We study multicarrier multiuser MIMO systems with a base station that has an asymptotically large number of antennas. The authors propose a beam division multiple access (BDMA) scheme that serves multiple users via distinct beams. They model a fully correlated channel in the beam domain, derive a closed‑form upper bound on ergodic sum‑rate, establish statistical‑CSIT optimality conditions, and design optimal Zadoff‑Chu pilots for BDMA. The BDMA approach decomposes MU‑MIMO into single‑user channels, reducing channel‑estimation overhead and transceiver complexity, and simulations confirm near‑optimal performance and pilot‑sequence benefits.

Abstract

We study multicarrier multiuser multiple-input multiple-output (MU-MIMO) systems, in which the base station employs an asymptotically large number of antennas. We analyze a fully correlated channel matrix and provide a beam domain channel model, where the channel gains are independent of sub-carriers.
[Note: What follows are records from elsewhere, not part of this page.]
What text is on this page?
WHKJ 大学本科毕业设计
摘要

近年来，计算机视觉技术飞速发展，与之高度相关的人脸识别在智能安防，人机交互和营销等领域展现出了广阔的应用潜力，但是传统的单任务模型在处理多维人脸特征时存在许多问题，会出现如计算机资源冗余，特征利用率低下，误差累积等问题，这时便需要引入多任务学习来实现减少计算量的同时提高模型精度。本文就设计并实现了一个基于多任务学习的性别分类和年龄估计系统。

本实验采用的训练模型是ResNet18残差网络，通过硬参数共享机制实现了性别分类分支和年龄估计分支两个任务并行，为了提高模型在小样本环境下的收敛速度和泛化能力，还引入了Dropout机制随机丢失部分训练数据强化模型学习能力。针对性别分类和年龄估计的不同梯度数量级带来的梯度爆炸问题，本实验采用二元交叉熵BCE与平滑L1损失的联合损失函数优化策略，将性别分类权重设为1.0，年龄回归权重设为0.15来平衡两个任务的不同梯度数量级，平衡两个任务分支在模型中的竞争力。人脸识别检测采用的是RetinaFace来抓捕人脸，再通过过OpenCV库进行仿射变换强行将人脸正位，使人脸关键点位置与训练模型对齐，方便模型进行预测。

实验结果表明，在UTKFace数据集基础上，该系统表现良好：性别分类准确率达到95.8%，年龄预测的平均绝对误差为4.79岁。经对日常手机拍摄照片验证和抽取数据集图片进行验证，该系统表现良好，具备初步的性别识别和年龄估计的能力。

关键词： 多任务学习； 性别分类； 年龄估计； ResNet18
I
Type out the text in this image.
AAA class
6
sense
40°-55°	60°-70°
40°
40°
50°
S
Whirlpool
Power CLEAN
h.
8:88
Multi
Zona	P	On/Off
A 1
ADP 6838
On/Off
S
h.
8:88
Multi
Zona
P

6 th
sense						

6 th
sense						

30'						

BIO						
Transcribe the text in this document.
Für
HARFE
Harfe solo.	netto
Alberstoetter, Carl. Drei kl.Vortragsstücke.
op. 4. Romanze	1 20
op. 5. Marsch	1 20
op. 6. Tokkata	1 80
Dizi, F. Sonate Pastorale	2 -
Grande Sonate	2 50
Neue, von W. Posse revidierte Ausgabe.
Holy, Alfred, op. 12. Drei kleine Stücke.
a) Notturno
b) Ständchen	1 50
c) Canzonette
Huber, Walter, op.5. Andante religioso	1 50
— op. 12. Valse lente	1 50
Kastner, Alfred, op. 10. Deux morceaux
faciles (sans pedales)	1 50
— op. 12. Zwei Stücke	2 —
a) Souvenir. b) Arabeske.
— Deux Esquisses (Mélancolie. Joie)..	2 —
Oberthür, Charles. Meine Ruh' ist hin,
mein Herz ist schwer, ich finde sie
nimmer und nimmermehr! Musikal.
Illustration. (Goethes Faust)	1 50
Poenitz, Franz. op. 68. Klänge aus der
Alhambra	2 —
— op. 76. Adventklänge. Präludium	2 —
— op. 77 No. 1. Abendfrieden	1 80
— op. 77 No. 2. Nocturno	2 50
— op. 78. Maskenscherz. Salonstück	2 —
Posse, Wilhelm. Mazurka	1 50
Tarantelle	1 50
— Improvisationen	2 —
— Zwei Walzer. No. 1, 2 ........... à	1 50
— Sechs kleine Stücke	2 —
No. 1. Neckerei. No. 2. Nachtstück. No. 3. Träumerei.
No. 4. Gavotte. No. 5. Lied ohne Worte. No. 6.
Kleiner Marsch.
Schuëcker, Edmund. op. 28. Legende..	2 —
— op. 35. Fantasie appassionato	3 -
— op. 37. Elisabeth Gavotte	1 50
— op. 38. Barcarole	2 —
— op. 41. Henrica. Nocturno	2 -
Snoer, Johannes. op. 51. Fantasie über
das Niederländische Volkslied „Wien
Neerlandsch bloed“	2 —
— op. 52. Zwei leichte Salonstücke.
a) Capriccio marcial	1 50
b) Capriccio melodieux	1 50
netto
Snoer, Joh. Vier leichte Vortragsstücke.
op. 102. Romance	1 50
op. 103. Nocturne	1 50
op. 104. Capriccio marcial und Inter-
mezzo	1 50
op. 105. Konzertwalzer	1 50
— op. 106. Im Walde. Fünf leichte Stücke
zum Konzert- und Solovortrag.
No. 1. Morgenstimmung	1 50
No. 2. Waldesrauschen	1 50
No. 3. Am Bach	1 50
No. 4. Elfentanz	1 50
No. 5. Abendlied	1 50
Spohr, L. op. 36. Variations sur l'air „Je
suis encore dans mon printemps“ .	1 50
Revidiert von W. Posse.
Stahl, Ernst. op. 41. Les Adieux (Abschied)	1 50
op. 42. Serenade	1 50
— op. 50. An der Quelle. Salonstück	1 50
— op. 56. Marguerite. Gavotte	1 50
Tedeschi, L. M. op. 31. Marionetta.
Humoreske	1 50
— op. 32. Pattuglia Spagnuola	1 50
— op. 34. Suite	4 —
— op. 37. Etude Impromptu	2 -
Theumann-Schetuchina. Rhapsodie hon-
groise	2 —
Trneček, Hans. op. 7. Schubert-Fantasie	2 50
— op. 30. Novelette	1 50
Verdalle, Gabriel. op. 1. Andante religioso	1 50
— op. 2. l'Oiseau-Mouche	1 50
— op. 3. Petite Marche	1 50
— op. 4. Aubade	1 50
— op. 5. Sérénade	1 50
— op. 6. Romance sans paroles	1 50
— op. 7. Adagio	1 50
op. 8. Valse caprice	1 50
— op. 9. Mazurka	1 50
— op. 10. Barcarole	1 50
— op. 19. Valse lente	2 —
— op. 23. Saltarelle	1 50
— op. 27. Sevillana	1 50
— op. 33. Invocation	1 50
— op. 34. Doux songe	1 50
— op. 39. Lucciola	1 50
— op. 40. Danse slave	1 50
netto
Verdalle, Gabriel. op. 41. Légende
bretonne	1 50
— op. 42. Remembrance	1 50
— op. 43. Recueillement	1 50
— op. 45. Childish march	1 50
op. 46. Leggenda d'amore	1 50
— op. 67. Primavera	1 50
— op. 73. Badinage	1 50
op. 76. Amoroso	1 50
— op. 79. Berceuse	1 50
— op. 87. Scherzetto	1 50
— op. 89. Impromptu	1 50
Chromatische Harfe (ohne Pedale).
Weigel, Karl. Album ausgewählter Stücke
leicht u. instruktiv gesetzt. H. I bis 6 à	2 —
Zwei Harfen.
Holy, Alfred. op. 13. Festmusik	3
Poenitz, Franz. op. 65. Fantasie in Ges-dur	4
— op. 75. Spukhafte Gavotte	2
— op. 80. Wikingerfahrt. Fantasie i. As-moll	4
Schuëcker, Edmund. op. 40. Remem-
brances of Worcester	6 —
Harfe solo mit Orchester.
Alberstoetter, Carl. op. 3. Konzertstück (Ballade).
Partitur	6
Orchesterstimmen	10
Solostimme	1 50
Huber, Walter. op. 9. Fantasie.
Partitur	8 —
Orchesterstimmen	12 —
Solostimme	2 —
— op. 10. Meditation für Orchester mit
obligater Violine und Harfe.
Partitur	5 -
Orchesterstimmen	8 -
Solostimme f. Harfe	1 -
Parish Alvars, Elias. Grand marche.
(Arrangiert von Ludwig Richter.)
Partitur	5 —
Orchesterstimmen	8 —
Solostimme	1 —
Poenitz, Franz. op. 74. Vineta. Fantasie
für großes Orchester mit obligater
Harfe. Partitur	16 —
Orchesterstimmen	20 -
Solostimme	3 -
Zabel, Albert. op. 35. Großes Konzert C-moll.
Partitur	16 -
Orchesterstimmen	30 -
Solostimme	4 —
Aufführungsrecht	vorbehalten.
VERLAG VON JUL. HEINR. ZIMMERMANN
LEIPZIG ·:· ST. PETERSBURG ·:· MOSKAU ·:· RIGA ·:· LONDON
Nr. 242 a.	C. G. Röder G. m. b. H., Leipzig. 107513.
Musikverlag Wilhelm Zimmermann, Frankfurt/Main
For this model, we first derive a closed-form upper bound on the achievable ergodic sum-rate, based on which, we develop asymptotically necessary and sufficient conditions for optimal downlink transmission that require only statistical channel state information at the transmitter. Furthermore, we propose a beam division multiple access (BDMA) transmission scheme that simultaneously serves multiple users via different beams. By selecting users within non-overlapping beams, the MU-MIMO channels can be equivalently decomposed into multiple single-user MIMO channels; this scheme significantly reduces the overhead of channel estimation, as well as, the processing complexity at transceivers. For BDMA transmission, we work out an optimal pilot design criterion to minimize the mean square error (MSE) and provide optimal pilot sequences by utilizing the Zadoff-Chu sequences. Simulations demonstrate the near-optimal performance of BDMA transmission and the advantages of the proposed pilot sequences.